Какое-то время он просто сидел с ней рядом, сложив руки на согнутые колени. Жевал травинку, смотрел вдаль — желтоватая, но здоровая на вид кожа, черные глаза, четко очерченные губы, тонкая переносица. Его волосы блестели на солнце куда ярче, чем сияли бы ее. Будь ее волосы длинными. Ума, вероятно, был по-своему привлекателен, но Лин по непонятной ей самой причине не воспринимала его мужчиной. Другом — да. Кем-то, с кем можно лечь в постель?

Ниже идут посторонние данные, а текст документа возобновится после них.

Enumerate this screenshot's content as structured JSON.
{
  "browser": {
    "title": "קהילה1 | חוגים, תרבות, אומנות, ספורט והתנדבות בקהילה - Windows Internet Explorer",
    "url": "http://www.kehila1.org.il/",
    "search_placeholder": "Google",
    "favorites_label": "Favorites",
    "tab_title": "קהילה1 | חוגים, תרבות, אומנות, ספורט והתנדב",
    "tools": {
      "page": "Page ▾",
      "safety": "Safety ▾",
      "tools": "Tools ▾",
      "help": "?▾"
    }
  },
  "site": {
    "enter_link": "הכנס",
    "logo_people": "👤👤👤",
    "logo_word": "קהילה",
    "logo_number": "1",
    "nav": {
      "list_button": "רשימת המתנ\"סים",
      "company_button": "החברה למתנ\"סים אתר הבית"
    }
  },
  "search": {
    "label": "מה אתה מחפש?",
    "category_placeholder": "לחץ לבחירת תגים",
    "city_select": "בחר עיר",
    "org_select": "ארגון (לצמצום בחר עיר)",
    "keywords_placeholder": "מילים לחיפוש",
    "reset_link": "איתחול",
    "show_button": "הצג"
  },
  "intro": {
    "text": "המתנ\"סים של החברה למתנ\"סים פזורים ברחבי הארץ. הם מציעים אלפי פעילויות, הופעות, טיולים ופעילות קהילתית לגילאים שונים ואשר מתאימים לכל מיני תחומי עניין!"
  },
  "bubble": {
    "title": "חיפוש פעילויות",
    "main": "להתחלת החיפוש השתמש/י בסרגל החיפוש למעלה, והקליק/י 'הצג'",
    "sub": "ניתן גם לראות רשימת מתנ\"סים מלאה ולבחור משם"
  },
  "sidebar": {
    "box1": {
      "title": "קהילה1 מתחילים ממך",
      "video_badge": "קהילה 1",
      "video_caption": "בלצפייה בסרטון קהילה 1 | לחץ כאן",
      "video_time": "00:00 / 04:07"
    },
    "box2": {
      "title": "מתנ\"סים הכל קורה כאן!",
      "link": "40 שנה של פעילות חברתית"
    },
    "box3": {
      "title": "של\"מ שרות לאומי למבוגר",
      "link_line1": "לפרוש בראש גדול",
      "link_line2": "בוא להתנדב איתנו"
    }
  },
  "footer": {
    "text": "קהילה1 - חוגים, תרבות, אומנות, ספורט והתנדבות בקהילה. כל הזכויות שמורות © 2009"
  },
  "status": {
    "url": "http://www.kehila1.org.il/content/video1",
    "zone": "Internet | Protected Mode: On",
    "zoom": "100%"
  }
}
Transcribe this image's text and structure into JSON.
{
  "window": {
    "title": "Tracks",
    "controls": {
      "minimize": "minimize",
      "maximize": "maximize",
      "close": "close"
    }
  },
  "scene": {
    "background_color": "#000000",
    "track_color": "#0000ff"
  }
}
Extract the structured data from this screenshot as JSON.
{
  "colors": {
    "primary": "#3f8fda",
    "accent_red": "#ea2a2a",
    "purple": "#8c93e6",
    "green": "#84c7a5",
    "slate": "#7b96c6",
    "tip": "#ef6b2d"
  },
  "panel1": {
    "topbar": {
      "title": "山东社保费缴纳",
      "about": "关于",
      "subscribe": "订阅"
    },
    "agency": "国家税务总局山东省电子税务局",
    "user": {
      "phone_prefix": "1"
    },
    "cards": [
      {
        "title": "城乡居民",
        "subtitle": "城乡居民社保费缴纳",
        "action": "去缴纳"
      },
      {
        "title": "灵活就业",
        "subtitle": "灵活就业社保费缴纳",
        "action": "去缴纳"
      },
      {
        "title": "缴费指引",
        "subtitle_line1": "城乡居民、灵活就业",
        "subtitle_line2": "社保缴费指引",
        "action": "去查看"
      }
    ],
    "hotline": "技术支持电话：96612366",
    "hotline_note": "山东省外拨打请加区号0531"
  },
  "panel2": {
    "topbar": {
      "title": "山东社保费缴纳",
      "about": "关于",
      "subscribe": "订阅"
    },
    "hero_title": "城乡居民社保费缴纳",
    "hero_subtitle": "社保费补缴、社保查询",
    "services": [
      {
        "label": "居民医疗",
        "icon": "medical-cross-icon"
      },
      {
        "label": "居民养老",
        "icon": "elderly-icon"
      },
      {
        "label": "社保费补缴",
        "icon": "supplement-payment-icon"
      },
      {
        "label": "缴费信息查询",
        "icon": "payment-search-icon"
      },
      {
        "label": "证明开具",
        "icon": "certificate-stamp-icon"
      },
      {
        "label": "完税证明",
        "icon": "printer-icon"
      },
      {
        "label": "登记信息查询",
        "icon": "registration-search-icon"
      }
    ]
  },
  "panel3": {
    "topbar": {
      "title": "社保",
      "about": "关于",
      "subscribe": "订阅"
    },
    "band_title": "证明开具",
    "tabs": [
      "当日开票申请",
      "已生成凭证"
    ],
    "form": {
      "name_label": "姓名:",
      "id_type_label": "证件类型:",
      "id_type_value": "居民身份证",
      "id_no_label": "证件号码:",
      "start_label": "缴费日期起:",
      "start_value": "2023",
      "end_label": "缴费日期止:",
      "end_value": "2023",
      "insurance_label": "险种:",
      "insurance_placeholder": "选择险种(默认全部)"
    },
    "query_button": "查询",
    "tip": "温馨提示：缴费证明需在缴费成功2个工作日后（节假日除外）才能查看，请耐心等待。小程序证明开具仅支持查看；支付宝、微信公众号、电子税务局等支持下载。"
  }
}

Нет, никогда.
— Почему ты помогаешь мне?
Провести с ней время он вызвался сам вместо «годзиллы»-тренера, которому сейчас полагалось быть здесь.
— Каждый нужен друг.
«Друг». Не означало ли это, что он заимел на нее виды?
— Ты столько для меня делаешь — учишь ударам, объясняешь точки для массажа…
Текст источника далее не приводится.